Tous les faibles d’esprit, tous les déséquilibrés, tous les dégénérés sans exception, sont attirés par le bizarre et l’étrange. Ils croient s’élever au-dessus de leurs semblables en se singularisant par leur costume, leurs attitudes, leur langage. Même tendance incontestable chez les décadents. Du reste ce goût du bizarre et de l’impossible se manifeste à toutes les époques de décadence. Quand l’empereur Constantin transféra à Byzance le siège du nouvel empire, on ne comprit plus les beautés de l’art grec et la statuaire tomba dans l’étrange et l’incohérent. Ainsi les historiens de Constantin rapportent qu’il avait commandé un groupe qui réunissait les portraits de ses trois fils, Constantin, Constance et Constant. Ce groupe, en porphyre, avait trois corps, six jambes et six bras ; mais il n’avait qu’une seule tête qui, selon le point de vue où se plaçait le spectateur, offrait alternativement la ressemblance des trois frères. Cela constituait une adresse mécanique, un travail d’optique, mais n’avait plus rien à voir avec l’art.

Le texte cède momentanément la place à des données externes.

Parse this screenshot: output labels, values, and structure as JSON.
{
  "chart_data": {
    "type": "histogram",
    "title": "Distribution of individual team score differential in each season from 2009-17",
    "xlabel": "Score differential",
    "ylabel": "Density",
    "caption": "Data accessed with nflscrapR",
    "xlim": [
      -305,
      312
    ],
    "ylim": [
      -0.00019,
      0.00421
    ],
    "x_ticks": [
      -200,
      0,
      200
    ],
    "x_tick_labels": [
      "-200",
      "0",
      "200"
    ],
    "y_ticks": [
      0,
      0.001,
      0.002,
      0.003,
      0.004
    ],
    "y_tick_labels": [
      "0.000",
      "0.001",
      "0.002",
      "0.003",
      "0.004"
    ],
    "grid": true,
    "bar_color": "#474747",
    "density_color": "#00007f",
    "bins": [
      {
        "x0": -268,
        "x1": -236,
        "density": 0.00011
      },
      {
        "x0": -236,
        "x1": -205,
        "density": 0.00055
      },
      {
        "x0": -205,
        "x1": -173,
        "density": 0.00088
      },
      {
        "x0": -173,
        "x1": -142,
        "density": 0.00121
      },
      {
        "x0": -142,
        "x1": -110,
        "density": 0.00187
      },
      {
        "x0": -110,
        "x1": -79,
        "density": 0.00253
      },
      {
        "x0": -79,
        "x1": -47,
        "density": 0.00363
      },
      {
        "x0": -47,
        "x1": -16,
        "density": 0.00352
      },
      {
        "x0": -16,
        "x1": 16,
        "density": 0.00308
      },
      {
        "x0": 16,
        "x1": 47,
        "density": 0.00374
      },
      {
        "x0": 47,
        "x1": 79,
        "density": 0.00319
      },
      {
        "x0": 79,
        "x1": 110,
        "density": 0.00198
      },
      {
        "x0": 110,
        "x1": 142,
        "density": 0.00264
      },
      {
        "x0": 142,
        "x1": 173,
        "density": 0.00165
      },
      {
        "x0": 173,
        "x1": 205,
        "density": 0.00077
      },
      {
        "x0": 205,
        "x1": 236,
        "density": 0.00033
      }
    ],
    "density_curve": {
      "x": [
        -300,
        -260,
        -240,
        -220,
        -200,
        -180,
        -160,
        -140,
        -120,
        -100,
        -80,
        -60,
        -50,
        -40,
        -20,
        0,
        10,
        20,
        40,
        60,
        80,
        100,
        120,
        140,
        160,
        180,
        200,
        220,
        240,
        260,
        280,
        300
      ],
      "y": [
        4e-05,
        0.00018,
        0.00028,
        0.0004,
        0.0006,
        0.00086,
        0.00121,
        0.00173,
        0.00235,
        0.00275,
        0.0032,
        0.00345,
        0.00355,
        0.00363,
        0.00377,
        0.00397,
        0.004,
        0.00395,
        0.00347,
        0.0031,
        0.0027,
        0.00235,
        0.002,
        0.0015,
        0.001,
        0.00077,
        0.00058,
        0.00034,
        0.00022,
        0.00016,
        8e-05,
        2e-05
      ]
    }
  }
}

Il en est de même de certaines poésies contemporaines qui ne sont plus que des jeux de patience, des mots sonores assemblés en vue du rythme sans se préoccuper de l’idée. Telle est la poésie suivante de M. P.-M. André :

Du linge neige
Sur les prés verts,
Tandis qu’autour le vent arpège
Des sons clairs.
Se convulsé, au vent, le linge
Blanc comme neige.
Les prés dorment calmes et verts
Sous le soleil aux rayons clairs

Cette autre de M. Trahsel n’est qu’un enfantillage prétentieux :

Je rêve et je danse, la danse de la volupté,
La danse de la volupté …
Voyez les courbes de ma jambe
Et le bas de mon ventre,
Et le bas de mon ventre !
Je meurs d’amour, je meurs, je meurs
D’amour …

On en arrive ainsi à parler pour ne rien dire, comme M. V. Remouchamps dans les strophes suivantes :

Tous les cieux sont venus hanter mes yeux de rêve,
Les cieux où luit l’azur infirme du Réel :
Les cieux se sont éteints devant mes yeux de rêve …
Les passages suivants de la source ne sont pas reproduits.